On a technical level, UNRWA and especially its local staff would in theory be able to conduct the other services it provides in Gaza such as health care and education since Israel has not prohibited such activity.
Similar to the West Bank though, it would appear that foreign nationals working for UNRWA will not be able to obtain the necessary visas and other documentation necessary to enter Gaza.
UNRWA’s ability to at least import aid into Gaza and get its foreign personnel into the territory would be easier under these circumstances if the Rafah border crossing between Egypt and Gaza was open, but Egypt closed the crossing after Israel took control of Rafah in an operation beginning in May.
International legal obligations
The legal implications of Israel’s new laws against UNRWA might not be confined to its ability to operate, and could also extend to its responsibilities under international law to ensure that Palestinians in Gaza do not starve.

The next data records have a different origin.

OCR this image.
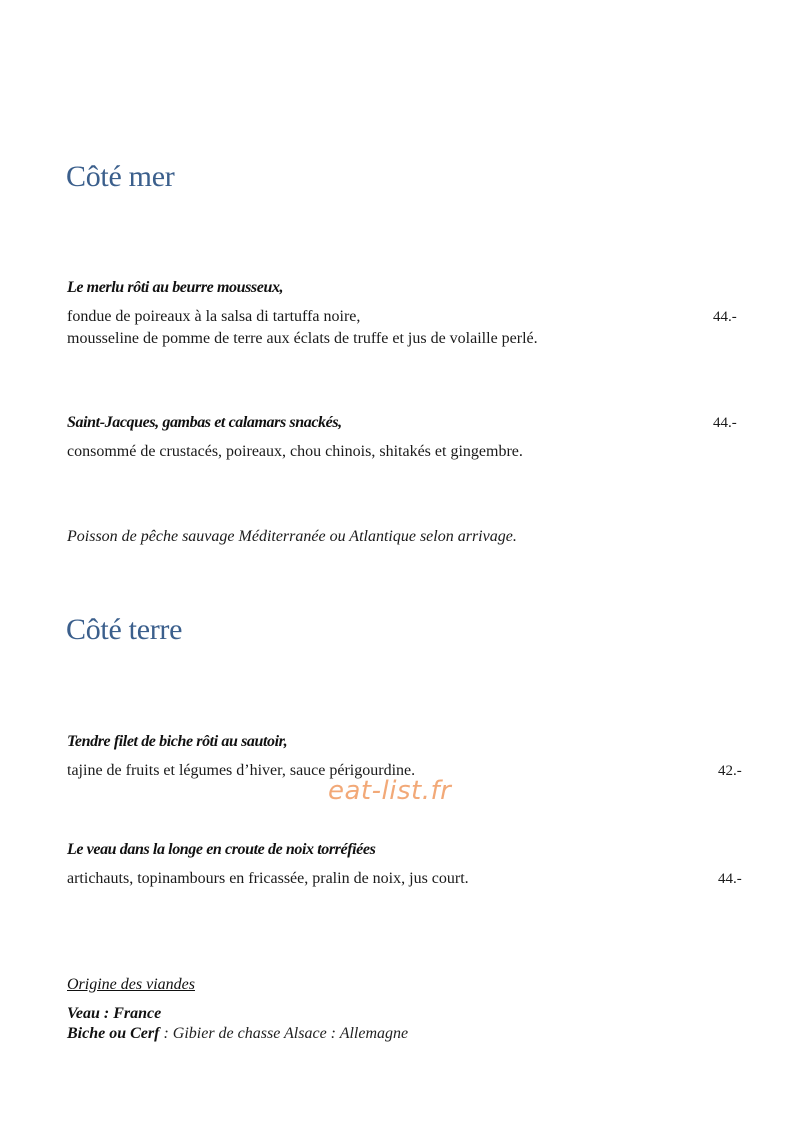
Côté mer
Le merlu rôti au beurre mousseux,
fondue de poireaux à la salsa di tartuffa noire,	44.-
mousseline de pomme de terre aux éclats de truffe et jus de volaille perlé.
Saint-Jacques, gambas et calamars snackés,	44.-
consommé de crustacés, poireaux, chou chinois, shitakés et gingembre.
Poisson de pêche sauvage Méditerranée ou Atlantique selon arrivage.
Côté terre
Tendre filet de biche rôti au sautoir,
tajine de fruits et légumes d’hiver, sauce périgourdine.	42.-
eat-list.fr
Le veau dans la longe en croute de noix torréfiées
artichauts, topinambours en fricassée, pralin de noix, jus court.	44.-
Origine des viandes
Veau : France
Biche ou Cerf : Gibier de chasse Alsace : Allemagne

The Fourth Geneva Convention to which Israel is a signatory, and its additional protocols, which Israel has not signed, are generally seen to require that the provision of humanitarian relief be facilitated to a civilian population in times of war, although there are exceptions.
Additionally, international law forbids the use of starvation as a weapon of war, while the Genocide Convention which Israel has also signed prohibits a country from deliberately creating conditions designed to destroy a group of people.
Prof. Yuval Shany of Hebrew University’s Faculty of Law said that UNRWA remains at the heard of the effort to provide humanitarian relief to Gaza’s civilian population which has faced severe deprivation and hardship throughout the current conflict.
“If you have an obligation to provide for the needs of the local population, and the one organization which is carrying most of that burden you refuse to deal with then you are setting yourself on a course to violate those obligations,” said Shany.
He also pointed out that the government has not put forward a plan to find an alternative to UNRWA — an organization he added he was “not a fan of” — and said doing so within 90 days when fighting is still raging “does not look like a very realistic plan.”
Shany’s comments have been echoed by senior UN officials, including the head of the World Health Organization (WHO), the UN Secretary General, and the head of UNRWA.
WHO Director-General Tedros Adhanom Ghebreyesus described UNRWA “an irreplaceable lifeline to the Palestinian people,” and said that the legislation “barring UNRWA from its life-saving and health-protecting work” would have “devastating consequences.”
Said the WHO director “It contravenes Israel’s obligations and responsibilities, and threatens the lives and health of all those who depend on UNRWA.”
And the Adalah organization which provides legal aid to Arab citizens of Israel and Palestinians under Israeli control talked more broadly of possibly Israeli culpability if the restrictions on UNRWA have catastrophic humanitarian consequences for Palestinian civilians in Gaza.
The legislation, Adalah said in a statement to the press, “violates a range of Israel’s international legal obligations, including those under the Genocide Convention and the Rome Statute of the International Criminal Court,” alluding to criminal responsibility for such actions.